Lo más paradójico de América es que apenas vivió transferencias de población durante el largo periodo colonial, pero fue a partir de la emancipación de las naciones que se fueron creando a lo largo del siglo XIX cuando empezó a recibir oleadas de emigrantes en busca de porvenir. Se calcula del orden de 55 millones los europeos que cruzaron el Atlántico persiguiendo fortuna desde el 1800 al periodo de la II Guerra Mundial: más de 15 millones de ingleses e irlandeses con destino principal hacia Canadá y los Estados Unidos, unos 10 millones de italianos y unos 5 de españoles, los «gallegos» rebautizados en países como Cuba o Argentina.

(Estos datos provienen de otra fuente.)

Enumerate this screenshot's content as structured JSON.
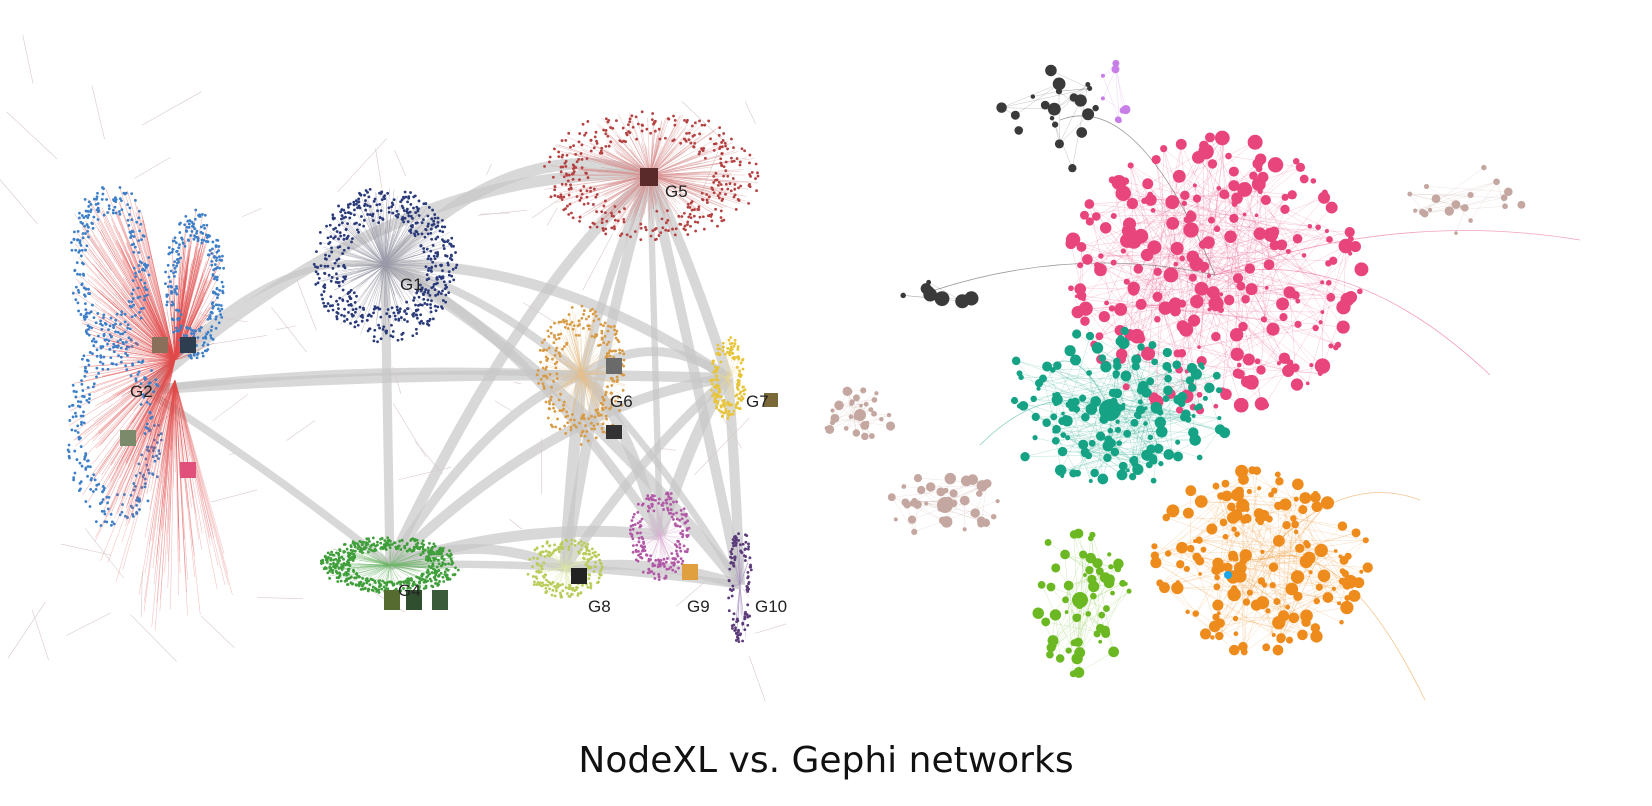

Las migraciones contemporáneas son de cariz mucho más reciente. Si obviamos las españolas hacia Alemania y Francia en los años 60, una buena parte de cuyos protagonistas regresaron con sus ahorros –por más que del orden de 4 millones de franceses actuales son de origen español–, los fenómenos que mayor problemática cultural han ido causando se iniciaron con la llegada de un fuerte componente turco a Alemania –su antiguo aliado en la guerra–, país que ha acogido del orden de 3 millones de personas turcas, de los que medio millón cuentan, a todos los efectos, con la nacionalidad alemana. En Francia ha sido la descolonización la que ha llevado hasta suelo francés a más de 10 millones de personas procedentes de África, más del 15 % de su población total, con fuertes concentraciones en los departamentos del sur o en las llamadas banlieues –periferias– de las grandes ciudades.

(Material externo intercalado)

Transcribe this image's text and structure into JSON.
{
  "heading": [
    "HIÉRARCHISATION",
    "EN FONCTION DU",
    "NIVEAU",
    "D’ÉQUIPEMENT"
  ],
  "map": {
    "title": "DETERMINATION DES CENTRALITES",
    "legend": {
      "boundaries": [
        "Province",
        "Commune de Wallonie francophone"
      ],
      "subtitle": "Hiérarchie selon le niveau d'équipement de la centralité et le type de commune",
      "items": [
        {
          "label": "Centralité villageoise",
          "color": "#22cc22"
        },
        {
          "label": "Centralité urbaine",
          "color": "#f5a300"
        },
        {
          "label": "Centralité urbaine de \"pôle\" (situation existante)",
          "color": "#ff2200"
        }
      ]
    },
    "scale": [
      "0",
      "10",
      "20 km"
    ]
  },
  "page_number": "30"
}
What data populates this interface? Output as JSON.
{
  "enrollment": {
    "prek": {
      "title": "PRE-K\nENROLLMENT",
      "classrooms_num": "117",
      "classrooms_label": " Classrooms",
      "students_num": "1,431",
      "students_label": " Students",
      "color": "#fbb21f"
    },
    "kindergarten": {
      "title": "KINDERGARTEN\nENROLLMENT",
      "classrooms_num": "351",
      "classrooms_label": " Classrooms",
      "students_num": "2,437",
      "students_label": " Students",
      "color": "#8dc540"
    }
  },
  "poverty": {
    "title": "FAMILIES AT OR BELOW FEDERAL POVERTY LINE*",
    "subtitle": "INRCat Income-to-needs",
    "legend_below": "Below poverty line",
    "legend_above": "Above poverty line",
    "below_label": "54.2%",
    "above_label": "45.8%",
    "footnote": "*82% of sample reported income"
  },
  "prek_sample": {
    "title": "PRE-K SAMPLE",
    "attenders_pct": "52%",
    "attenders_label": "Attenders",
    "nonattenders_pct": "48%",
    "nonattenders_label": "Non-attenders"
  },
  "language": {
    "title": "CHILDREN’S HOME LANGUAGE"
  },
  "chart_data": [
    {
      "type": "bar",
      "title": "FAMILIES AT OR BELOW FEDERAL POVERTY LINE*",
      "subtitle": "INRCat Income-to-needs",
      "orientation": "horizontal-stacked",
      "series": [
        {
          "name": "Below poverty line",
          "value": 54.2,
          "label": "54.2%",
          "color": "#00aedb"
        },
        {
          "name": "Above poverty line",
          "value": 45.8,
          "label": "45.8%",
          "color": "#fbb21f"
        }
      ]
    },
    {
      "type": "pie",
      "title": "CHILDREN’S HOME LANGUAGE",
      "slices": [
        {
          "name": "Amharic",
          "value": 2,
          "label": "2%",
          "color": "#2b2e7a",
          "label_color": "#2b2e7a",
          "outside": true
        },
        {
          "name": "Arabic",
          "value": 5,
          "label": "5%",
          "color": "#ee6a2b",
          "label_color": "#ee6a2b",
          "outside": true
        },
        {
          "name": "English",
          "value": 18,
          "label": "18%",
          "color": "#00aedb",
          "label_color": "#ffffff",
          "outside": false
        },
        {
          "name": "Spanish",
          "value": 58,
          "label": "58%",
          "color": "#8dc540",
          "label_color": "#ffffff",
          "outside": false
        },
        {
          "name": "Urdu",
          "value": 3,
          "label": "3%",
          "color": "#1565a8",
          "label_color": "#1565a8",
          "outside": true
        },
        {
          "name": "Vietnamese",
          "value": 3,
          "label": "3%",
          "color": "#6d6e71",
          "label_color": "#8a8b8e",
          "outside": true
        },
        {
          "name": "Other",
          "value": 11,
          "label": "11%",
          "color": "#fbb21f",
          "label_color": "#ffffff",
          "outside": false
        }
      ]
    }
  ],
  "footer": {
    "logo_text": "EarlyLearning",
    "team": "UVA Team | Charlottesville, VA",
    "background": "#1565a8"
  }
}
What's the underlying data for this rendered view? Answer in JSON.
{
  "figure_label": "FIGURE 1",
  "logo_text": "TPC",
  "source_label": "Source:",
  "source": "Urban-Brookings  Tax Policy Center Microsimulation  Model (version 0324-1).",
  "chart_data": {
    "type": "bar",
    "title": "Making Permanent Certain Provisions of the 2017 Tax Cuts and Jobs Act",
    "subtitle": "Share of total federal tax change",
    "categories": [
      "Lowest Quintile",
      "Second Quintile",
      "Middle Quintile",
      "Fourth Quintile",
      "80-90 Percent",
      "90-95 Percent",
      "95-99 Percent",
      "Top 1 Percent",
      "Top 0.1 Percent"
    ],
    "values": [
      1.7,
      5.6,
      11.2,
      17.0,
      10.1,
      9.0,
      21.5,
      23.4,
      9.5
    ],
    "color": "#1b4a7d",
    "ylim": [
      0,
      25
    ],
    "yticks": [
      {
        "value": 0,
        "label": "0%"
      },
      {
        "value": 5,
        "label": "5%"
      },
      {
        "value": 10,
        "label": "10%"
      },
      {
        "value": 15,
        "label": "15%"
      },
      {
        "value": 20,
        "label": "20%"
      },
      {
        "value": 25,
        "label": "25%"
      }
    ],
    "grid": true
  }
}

El fenómeno de las pateras hacia España e Italia –no se pierdan el durísimo largometraje de 2023, Yo capitán, de Matteo Garrone–, es del otro día como quien dice. Treinta años se cumplieron hace pocos meses del primer avistamiento en las Canarias. Desde entonces, sin embargo, migrantes marroquís y de la región subsahariana del Sahel han ido llegando a nuestro país, ocupando un mercado de trabajo precario que se ha concentrado en la agricultura y la construcción. En realidad, al sur de España se encuentra la frontera continental y marítima más estrecha del planeta, apenas 14 kilómetros, pero una de las más profundas culturalmente hablando. Nos separan la religión y el idioma, las formas de vida y, en especial, la emancipación de la mujer. Pero al sur de Gibraltar existen en la más cercana zona del Magreb 100 millones de personas, y en el Sahel, la región africana más pobre, la que alimenta las inestables pateras, la población se acerca a los 400 millones. Su paisaje doméstico está marcado por la presencia masiva de antenas parabólicas con las que observan las aparentes opulencias europeas.
Todo eso ocurre a diario en nuestro mundo y apenas existe una reflexión seria sobre tan trascendental contingencia de la época actual. Muchos intelectuales se conforman autorredimiéndose con buenas palabras y apelando a la falta de medios, políticas y educación. Muchos políticos lo obvian o echan balones fuera. Hay quien promete soluciones salvíficas y quien las toma a lo bruto, como el presidente Donald Trump o la ultraderecha perdida que ha encontrado un filón en ese malestar social. Y hay quien hace literatura irónica, como Michel Houllebecq, cuya novela Sumisión narra sobre estas cuestiones. La era de las democracias se enfrenta otra vez a un reto descomunal. Conviene tener un flotador a mano.